There is however, an undocumented hint in Oracle that can be used to force it to materialize the CTE the same way PostgreSQL does:
> WITH cte AS (
SELECT /*+ MATERIALIZE */ * FROM foo
)
SELECT * FROM cte WHERE id = 500000;
--------------------------------------------------------------
| Id | Operation | Name | Rows | Cost |
--------------------------------------------------------------
| 0 | SELECT STATEMENT | | 9308 | 46 |
| 1 | TEMP TABLE TRANSFORMATION | | | |
| 2 | LOAD AS SELECT | SYS_TEMP | | |
| 3 | TABLE ACCESS FULL | FOO | 9308 | 22 |
| * 4 | VIEW | | 9308 | 24 |
| 5 | TABLE ACCESS FULL | SYS_TEMP | 9308 | 24 |
--------------------------------------------------------------
Predicate Information (identified by operation id):
------------------------------------------
* 4 - filter("ID"=500000)
In the execution plan we can see that Oracle created an in-memory temp table to store the results of the CTE. The runtime and the memory usage are significantly higher.
Predicate Push Down and CTE Inlining
The behaviour illustrated above is often referred to as "push predicate", "predicate push down" or "CTE inlining".
Predicate push down means that the query optimizer can move predicates around based on logical rules in order generate better execution plans.
CTE inlining is when the query optimizer decides to inline a CTE as a subquery which, as we've seen above, makes it possible to push the predicate.
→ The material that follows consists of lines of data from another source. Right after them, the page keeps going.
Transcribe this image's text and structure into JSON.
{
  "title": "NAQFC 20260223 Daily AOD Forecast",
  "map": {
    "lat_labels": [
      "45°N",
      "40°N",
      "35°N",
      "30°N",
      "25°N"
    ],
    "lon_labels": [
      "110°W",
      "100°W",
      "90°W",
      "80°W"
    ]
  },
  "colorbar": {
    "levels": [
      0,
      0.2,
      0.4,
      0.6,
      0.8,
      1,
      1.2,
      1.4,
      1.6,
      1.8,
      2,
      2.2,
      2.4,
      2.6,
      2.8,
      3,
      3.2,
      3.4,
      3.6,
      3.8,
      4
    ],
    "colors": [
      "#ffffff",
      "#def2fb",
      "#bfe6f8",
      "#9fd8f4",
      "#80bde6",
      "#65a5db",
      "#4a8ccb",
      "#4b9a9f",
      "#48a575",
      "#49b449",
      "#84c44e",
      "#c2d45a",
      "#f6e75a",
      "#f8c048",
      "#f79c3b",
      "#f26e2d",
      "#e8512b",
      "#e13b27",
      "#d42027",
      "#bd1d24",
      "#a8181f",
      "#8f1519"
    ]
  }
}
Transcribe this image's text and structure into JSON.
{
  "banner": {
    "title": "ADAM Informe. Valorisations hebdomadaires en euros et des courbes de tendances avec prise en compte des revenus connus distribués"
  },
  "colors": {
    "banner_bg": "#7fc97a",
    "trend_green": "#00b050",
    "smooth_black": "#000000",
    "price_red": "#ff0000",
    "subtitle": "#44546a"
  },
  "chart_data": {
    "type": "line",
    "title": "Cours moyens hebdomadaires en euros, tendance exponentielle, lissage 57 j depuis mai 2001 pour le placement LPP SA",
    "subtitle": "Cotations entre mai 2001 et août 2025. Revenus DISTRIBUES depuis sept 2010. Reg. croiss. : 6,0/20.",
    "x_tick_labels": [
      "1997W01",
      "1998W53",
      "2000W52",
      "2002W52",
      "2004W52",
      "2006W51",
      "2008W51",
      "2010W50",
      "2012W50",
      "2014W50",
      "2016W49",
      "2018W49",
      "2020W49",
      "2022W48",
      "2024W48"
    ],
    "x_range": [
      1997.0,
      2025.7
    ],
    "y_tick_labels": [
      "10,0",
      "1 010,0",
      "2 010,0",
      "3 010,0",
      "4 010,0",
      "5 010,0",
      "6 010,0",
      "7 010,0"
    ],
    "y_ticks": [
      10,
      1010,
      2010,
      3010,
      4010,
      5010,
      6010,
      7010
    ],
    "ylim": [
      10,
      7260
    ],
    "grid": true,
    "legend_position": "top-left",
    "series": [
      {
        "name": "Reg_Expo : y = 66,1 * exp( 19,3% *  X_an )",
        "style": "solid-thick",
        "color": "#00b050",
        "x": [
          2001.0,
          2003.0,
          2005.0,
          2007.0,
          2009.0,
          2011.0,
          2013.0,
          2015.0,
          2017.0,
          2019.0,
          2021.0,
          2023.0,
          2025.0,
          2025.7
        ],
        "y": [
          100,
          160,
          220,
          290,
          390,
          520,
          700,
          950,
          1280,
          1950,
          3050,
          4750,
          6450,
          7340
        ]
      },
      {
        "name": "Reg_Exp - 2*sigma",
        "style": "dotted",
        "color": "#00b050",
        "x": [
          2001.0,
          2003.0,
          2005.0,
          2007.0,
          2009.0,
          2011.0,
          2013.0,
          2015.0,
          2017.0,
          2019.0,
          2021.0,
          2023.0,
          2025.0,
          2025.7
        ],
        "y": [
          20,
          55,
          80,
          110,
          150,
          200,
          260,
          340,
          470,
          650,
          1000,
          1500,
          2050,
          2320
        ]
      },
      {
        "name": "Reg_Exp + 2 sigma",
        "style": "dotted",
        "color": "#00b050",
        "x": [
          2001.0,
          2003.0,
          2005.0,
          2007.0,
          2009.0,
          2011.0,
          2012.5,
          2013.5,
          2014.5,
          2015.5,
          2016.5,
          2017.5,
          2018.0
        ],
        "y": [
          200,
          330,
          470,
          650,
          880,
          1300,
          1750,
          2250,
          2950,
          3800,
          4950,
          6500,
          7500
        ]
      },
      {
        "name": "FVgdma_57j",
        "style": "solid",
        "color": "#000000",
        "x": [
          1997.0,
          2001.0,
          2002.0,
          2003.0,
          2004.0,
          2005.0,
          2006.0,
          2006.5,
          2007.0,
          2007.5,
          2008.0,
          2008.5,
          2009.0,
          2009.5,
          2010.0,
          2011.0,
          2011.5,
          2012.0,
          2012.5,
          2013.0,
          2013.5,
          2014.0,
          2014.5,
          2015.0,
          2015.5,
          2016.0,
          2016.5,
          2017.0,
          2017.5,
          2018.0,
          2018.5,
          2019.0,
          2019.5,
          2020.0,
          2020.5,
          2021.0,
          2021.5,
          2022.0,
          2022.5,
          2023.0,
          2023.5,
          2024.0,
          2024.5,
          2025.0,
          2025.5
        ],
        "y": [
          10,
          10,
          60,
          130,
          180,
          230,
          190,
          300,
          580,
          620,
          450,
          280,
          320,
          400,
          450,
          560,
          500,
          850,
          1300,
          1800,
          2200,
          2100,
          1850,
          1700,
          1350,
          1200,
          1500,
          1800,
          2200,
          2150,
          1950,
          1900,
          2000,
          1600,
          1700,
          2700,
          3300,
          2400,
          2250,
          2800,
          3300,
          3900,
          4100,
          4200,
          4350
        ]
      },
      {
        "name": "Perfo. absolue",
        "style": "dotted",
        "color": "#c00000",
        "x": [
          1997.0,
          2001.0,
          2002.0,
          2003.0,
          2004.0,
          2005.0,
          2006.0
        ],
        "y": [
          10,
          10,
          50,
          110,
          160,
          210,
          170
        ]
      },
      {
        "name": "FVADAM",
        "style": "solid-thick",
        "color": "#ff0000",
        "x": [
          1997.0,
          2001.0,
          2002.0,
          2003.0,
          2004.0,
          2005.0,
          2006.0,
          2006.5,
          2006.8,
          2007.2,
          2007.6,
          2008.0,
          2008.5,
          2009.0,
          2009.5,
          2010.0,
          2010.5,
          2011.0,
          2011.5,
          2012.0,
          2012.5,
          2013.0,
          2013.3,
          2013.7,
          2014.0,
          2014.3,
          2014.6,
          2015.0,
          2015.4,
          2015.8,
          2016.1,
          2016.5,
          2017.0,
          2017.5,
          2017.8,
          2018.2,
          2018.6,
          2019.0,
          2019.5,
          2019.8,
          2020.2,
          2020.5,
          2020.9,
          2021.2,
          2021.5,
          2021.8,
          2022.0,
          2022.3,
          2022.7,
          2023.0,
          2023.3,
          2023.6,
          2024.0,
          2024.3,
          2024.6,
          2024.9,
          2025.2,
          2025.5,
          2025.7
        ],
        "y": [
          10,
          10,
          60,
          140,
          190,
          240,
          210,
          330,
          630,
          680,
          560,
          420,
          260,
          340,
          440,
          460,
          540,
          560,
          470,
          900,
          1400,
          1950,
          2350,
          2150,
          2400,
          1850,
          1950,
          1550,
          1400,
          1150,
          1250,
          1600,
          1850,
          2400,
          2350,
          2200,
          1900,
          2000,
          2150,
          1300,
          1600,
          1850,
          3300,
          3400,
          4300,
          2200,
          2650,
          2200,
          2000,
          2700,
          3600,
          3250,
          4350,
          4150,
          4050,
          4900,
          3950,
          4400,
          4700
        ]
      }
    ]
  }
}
PostgreSQL is not inlining CTEs.
Discussions about the original decision to not inline CTEs and newer requests to change this behavior can be found in the PostgreSQL mailing lists.
Should I Stop Using CTE?
No! CTE are awesome and very useful. It's just important to be aware, especially in PostgreSQL, that CTEs are materialized. I found many cases where easy performance gains were achieved simply by inlining CTEs.